Novembre 2018


Crowdlending, un état d’esprit entrepreneurial

Le crowdlending que l’on peut traduire par prêt participatif ne doit pas être confondu avec le crowdfunding basé sur le don. Autre différence : dans le premier cas, ce sont les personnes morales et non les particuliers qui bénéficient de ce type de financement alternatif.

Ce sont ses clients qui lui ont parlé de Lendopolis, l’une des plateformes françaises de crowdlending, créée en novembre 2014 par le groupe Kiss Kiss Bank Bank (racheté par La Poste en 2017).

Confiance et transparence

Bertrand Carcenac est le gérant du Bistrologue à Toulouse, un café/concert ouvert en 2011 qui propose, outre de la musique live, des bières en tout genre et des repas gastronomiques. Un lieu fréquenté… qui nécessite des travaux pour doubler les toilettes, rendre le café accessible aux personnes handicapées, construire une chambre froide et augmenter le nombre de bacs pression. Deux options s’offrent à lui pour financer le tout : faire à nouveau appel à sa banque ou tenter l’aventure du crowdlending. Il choisira la seconde. « Le taux d’intérêt sur Lendopolis était moins intéressant (6 % au lieu de 1 %), mais j’avais envie de travailler en direct avec des particuliers et non des institutions », explique le gérant. Un choix guidé aussi par un souci de simplification : à la tête d’une holding comprenant plusieurs sociétés, dont le Bistrologue, la banque exige de lui les comptes de toutes ces entités avant d’accepter le prêt. « Trop compliqué et chronophage ; les banques sclérosent l’évolution des PME en nous demandant de montrer patte blanche », commente Bertrand Carcenac. Et puis les deux démarches lui semblent complémentaires : « sur Lendopolis, on partage avec les prêteurs le même état d’esprit entrepreneurial ; c’est encourageant de voir que des gens vous font confiance. Il y a aussi de la transparence, ils savent où va leur argent. C’est une forme de partenariat », dit-il. Résultat, 24 heures après avoir lancé la campagne en octobre 2017 sur la plateforme Lendopolis, le gérant du Bistrologue atteint son objectif : un prêt de 50 000 euros grâce à la participation de 400 particuliers, qui pour la grande majorité ne connaissent pas l’endroit. Car contrairement au crowdfunding dont la réussite dépend beaucoup de la capacité du porteur de projet à convaincre ses proches de l’aider, ici c’est la communauté de Lendopolis qui prête.

Comment ça marche ?

Pour bien comprendre comment Lendopolis a pu voir le jour, un retour en arrière s’impose. La date clé, c’est octobre 2014 et la fin du monopole bancaire en matière de prêt aux entreprises. Les particuliers peuvent alors s’engouffrer dans la brèche. Lendopolis leur propose de financer via des prêts trois types de projets : ceux portés par des TPE/PME, ceux concernant les énergies renouvelables et ceux réservés à des programmes immobiliers.
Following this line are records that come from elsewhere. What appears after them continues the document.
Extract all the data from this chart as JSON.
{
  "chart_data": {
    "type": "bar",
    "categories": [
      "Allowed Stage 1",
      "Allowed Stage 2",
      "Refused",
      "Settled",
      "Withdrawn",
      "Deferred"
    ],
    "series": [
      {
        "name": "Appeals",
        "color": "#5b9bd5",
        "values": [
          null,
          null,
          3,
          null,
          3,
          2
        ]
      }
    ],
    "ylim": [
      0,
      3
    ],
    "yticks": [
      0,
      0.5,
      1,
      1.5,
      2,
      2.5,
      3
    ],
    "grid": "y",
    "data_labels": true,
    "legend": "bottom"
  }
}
Lesdits projets sont soit en développement soit en reprise soit en création dans l’univers de la franchise. « Notre valeur ajoutée, c’est d’apporter un service de financement rapide aux entreprises sur des besoins peu financés par les banques, comme l’immatériel (recrutement, travaux, campagnes marketing…) », explique Nicolas de Feraudy, directeur de la plateforme. Un service qui n’est rendu qu’après un examen approfondi des dossiers. De fait, seuls 10 % des demandes sont validées et mises en ligne. Les critères sont les suivants : la taille de l’entreprise (PME/TPE), le type de besoin (le développement en priorité), deux ans d’existence, 200 000 euros au moins de chiffres d’affaires et une bonne situation financière. Et pour cause, les prêts sont sans caution ni garantie, les projets acceptés proposant des taux d’intérêt variant entre 5 et 10 % en fonction du risque. Depuis la création de Lendopolis, seulement 10 % des sociétés ont été en défaut de paiement.